Skrillex - Leaving

What does it mean when the figurehead for the largest new musical movement in the world right now starts making post-brostep?

By now you’ve probably heard the hoo-ha surrounding Skrillex’s newest track, Leaving. If you haven’t, here’s the basis of it: Skrillex, the American King of Dubstep (or should we say King of American Dubstep?), released a new EP with a track called Leaving on it that features a pitch-shifted single-word refrain of “leaving” repeated against a rainy nights backdrop that recalls, most immediately, the music of Burial.


Skrillex – Leaving

Skrillex is a hate figure to many for what he did to the original sounds of dubstep, and so a cynic might see Leaving to be him looking for the next sacred cow to slaughter. Leaving isn’t really any good, but it’s also nothing to get upset about. It’s riddled with all of the most predictable cliches of “bass music”, “future garage”, “post-dubstep” and any other genre tag that covers this sort of sound – a diced, pitch-shifted vocal, long pauses for silence, longing piano chords, and the use of mood and atmosphere in place of emotion are all present and accounted for; even the artwork, a high contrast black and white photograph of a seemingly endless tunnel, is a tired and familiar image. It’s Burial with none of the soul, Pinch without the intricacies of sound design, Hyph Mngo made with a Vengeance sample pack.
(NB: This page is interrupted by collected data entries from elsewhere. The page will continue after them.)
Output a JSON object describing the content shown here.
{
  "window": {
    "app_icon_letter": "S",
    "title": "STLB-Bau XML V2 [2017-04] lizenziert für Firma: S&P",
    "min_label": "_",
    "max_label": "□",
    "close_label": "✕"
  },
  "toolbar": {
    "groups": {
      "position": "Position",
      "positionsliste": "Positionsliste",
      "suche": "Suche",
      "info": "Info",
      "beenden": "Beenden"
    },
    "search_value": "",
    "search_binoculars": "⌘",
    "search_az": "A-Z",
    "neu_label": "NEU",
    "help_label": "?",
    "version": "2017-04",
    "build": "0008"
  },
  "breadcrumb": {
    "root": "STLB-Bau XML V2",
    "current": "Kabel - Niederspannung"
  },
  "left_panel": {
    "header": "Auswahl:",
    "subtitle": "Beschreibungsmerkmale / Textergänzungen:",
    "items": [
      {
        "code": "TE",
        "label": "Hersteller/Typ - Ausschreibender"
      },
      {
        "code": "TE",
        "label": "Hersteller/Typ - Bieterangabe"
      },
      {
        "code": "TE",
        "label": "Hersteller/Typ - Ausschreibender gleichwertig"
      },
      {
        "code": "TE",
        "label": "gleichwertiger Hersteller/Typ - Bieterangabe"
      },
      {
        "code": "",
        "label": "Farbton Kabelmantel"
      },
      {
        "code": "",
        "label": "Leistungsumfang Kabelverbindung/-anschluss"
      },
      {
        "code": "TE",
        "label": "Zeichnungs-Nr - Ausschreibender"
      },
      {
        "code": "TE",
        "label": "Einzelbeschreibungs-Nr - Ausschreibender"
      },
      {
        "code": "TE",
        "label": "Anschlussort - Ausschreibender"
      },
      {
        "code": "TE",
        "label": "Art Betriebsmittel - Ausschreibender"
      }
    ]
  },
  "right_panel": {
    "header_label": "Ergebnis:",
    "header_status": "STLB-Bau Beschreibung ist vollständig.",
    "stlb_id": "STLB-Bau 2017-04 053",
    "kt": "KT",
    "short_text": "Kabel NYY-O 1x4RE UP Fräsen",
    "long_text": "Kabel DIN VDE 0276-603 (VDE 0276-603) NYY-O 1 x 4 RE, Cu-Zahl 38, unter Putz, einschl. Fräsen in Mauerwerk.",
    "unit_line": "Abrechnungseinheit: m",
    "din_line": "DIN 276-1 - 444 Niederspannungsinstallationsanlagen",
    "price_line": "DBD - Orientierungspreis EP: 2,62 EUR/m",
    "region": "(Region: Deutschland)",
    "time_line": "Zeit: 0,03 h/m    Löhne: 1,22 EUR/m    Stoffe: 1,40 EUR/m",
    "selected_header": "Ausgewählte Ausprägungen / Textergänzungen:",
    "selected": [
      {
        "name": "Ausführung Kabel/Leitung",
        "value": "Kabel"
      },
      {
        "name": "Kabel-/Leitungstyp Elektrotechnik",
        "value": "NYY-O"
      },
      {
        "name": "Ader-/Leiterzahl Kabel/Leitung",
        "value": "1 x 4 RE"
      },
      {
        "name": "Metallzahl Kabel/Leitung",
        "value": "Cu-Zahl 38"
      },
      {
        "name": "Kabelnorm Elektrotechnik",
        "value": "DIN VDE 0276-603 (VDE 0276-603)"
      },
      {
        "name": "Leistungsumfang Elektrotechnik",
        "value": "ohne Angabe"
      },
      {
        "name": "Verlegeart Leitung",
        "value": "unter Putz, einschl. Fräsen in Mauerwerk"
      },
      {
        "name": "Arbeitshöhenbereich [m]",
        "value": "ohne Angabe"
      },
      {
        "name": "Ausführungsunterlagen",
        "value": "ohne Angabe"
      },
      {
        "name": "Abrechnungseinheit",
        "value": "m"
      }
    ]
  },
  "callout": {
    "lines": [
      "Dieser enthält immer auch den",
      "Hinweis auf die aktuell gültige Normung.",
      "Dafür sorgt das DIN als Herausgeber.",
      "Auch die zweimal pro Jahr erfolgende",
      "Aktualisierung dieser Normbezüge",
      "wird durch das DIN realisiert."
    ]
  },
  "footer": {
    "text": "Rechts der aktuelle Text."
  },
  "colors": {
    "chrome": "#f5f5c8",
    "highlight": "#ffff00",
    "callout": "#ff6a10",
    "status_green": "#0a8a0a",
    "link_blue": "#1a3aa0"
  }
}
But there’s plenty of bad, imitative music out there, usually uploaded to Soundcloud by young producers to little fanfare, and it’s easy to ignore. Somebody as ubiquitous as Skrillex is a bit harder to turn a deaf ear to, and so his decision to release a post-brostep track raises some interesting questions. Most pressing is: why? Skrillex is aware of the roots of the music he makes and has tastes that stretch beyond the scene that he’s involved in, but he does his own thing. His aggro-metal take on dubstep, as hard as it is to stomach for many, is at least his – the logical conclusion to the wobblers popularised by producers like Caspa and Doctor P – whereas Leaving is a turnaround in style that lacks any of his own touches. It bears comparison to Mt. Eden’s remix of Burial’s Archangel, which seemed to be one of the greatest exercises in missing the point – it’s possible to enjoy these deeper, more introverted sounds, but that doesn’t mean you have an obligation to make it yourself.


Burial – Archangel (Mt. Eden remix)

Does this represent a turning point in mainstream American electronic music? What does it mean for Skrillex, a figurehead for the largest new musical movement in the world right now, to be venturing into territory not usually associated with the EDM continuum? For all the flak that EDM receives, few people are asking what comes next. Earlier today, Dummy’s Ruth Saxelby noted how Wih’lo, a 19 year old producer from Chicago, was part of a “growing undercurrent of new US producers who have clearly been influenced by the UK electronic music scene”.

This isn’t to say that EDM will morph into an Americanised take on UK bass music in the future – the big discussion right now seems to be about the steady adoption of trap – but it perhaps shows a desire outside of the underground to experiment more and move forward, which is something that many cynics seem to largely be ignoring. In a recent interview with Mixmag, Machinedrum described how dancefloors are becoming less infatuated with brostep and more receptive to experimental music. “I feel like people have already changed their attitude, they’re looking for new sounds…I’m not going to give up on America just yet.”

Alternatively, we could just agree with Zomby.